I was expecting some old, grizzled guy
I’m 34. … The average age in our profession is 80. They’re dropping fast and it’s sad, really, because it’s a dying art. [The masters] have a wealth of knowledge and you realize you will never know it all.
So, how did you become a master horologist?
I was very fortunate. I did a private apprenticeship with a master clockmaker and I did [another] with a master watchmaker.
How do you fix the timepieces?
My job is to restore the piece to original by manufacturing exact replica parts. That’s the toughest part of the job—realizing that you can’t buy the parts; you have to manufacture them and you must do it exactly. I mill and lathe the parts, make new gears—everything. … If it’s not perfect, I throw it out and start over.
Do you have a favorite?
Yes. This one was made and sold by Chico’s second mayor in 1860-something-or-other. I found it in a downtown dump shop. I also have a master clock that came out of a high school in Missoula, Mont. in 1935. It was made by IBM, which started as a clock company.
[Clocks begin to chime 12] That sounds cool. Is this your favorite time of day?
I love it. I love noon—not only because it’s lunchtime, but because everything is striking.
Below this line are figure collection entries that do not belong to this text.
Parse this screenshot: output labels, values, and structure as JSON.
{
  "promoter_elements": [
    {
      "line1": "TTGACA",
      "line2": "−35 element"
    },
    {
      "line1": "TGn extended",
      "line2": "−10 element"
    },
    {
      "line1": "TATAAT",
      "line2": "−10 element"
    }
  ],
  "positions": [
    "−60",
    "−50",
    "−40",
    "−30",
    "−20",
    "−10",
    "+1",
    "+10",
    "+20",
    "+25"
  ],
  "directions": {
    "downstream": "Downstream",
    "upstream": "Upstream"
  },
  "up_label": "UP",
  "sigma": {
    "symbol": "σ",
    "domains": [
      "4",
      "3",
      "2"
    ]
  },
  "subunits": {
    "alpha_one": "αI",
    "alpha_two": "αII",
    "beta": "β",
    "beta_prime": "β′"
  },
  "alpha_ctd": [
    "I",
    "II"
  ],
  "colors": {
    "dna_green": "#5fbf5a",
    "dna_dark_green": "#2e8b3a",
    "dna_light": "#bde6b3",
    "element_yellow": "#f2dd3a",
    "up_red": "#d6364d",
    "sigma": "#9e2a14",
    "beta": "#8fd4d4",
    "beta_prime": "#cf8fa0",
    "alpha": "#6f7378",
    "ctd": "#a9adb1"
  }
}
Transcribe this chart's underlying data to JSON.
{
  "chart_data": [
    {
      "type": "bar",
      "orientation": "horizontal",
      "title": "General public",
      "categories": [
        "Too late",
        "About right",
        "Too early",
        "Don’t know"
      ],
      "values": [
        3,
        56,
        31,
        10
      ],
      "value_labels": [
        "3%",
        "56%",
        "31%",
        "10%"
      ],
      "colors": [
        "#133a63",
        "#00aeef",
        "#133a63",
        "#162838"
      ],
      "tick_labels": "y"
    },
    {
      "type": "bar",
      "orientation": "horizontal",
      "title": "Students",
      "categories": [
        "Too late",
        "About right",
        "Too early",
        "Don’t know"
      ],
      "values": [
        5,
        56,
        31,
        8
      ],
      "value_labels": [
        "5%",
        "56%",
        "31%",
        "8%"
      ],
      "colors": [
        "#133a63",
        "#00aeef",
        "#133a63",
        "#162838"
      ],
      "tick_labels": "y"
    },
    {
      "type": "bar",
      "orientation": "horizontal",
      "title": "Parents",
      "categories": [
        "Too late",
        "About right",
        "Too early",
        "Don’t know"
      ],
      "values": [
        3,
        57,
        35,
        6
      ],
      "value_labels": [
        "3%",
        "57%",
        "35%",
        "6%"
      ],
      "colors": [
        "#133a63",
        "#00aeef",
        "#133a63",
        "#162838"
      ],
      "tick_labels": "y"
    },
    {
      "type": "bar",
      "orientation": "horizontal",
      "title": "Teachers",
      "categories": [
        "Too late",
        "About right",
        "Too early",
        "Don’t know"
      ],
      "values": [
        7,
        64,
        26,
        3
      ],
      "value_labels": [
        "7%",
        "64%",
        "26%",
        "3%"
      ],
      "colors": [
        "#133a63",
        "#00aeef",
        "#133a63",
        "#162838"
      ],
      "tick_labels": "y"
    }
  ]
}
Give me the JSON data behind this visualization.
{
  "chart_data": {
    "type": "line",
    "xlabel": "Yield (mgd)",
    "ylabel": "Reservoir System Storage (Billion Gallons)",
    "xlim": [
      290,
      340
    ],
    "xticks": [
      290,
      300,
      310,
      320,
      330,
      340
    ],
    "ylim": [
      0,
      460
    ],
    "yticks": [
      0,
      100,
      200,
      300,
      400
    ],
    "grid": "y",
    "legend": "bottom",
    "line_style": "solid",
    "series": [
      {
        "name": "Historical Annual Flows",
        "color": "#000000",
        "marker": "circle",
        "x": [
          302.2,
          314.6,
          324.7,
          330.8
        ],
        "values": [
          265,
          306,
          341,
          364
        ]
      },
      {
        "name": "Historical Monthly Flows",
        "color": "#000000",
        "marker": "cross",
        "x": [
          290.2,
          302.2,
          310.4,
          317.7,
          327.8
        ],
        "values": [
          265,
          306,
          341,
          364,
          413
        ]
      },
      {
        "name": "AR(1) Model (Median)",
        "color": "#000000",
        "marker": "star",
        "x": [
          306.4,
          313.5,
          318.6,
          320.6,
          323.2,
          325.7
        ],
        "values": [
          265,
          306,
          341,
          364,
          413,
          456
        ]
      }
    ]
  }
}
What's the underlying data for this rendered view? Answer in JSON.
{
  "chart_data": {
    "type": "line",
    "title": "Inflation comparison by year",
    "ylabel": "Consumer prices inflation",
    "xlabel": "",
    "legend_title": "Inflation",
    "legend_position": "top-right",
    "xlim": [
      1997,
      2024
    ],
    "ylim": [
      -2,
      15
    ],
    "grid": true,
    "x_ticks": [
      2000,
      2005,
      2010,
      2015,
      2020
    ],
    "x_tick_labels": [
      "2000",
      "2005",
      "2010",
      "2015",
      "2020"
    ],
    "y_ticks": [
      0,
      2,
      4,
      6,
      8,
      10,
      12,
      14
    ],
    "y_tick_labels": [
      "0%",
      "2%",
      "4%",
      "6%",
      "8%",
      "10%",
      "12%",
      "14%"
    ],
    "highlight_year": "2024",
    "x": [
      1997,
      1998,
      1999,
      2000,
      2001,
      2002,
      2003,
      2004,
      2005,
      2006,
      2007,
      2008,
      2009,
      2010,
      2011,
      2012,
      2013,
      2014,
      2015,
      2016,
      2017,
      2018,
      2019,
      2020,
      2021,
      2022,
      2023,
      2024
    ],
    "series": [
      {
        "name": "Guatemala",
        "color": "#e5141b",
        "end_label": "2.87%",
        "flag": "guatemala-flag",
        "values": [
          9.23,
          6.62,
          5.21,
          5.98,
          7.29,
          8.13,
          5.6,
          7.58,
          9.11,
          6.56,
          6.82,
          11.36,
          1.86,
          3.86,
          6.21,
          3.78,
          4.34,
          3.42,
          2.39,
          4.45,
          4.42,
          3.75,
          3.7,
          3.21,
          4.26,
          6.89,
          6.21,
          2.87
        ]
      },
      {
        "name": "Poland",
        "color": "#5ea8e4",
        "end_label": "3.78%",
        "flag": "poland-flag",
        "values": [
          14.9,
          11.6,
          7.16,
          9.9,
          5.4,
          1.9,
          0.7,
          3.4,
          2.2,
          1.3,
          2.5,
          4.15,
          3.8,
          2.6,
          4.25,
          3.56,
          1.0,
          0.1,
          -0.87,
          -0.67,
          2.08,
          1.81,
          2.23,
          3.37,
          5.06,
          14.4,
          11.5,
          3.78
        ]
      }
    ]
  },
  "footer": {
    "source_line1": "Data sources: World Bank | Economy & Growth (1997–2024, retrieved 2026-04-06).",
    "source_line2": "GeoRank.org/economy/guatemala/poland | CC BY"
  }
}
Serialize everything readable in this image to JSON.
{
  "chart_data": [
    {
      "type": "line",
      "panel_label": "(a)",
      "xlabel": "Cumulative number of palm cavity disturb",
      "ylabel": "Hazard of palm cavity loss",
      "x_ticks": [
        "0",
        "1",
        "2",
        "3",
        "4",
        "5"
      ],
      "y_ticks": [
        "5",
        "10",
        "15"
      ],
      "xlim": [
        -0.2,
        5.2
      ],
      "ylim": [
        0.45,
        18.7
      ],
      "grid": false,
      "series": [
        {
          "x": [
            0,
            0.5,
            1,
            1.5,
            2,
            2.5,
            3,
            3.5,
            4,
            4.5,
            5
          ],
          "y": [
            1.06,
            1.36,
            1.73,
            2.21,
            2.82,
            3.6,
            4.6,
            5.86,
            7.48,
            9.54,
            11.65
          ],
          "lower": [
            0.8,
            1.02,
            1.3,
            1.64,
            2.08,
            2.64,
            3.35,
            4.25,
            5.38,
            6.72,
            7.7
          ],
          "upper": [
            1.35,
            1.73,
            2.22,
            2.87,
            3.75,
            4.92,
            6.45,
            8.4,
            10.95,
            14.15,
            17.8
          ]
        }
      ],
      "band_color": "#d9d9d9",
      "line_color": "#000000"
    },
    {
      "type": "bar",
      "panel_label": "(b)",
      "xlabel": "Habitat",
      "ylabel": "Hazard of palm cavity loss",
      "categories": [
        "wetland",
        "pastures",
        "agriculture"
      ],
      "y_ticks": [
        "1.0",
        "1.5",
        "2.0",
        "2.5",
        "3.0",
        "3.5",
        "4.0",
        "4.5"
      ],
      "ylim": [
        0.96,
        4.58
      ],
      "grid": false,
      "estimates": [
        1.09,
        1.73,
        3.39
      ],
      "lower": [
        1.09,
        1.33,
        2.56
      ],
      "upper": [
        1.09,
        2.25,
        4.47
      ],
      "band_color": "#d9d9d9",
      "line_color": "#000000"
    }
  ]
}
Most of these clocks are at least 100 years of age and you’re listening to the sounds that our great, great, grandparents would have heard.
It sounds like you love your job.
It’s rewarding. We just did a pocket watch for a lady whose grandfather was assassinated in Europe [70 years ago]. When he was shot, he fell forward on it and broke it. I just gave it back to her last week and you should have seen the look on her face.
You’re not wearing a watch.
I get so inundated by working in a clock shop, when I go home I don’t wear a watch.
Where you will be at midnight on New Year’s Day?
When the clock strikes midnight I will be … with family and friends relaxing with no clocks around.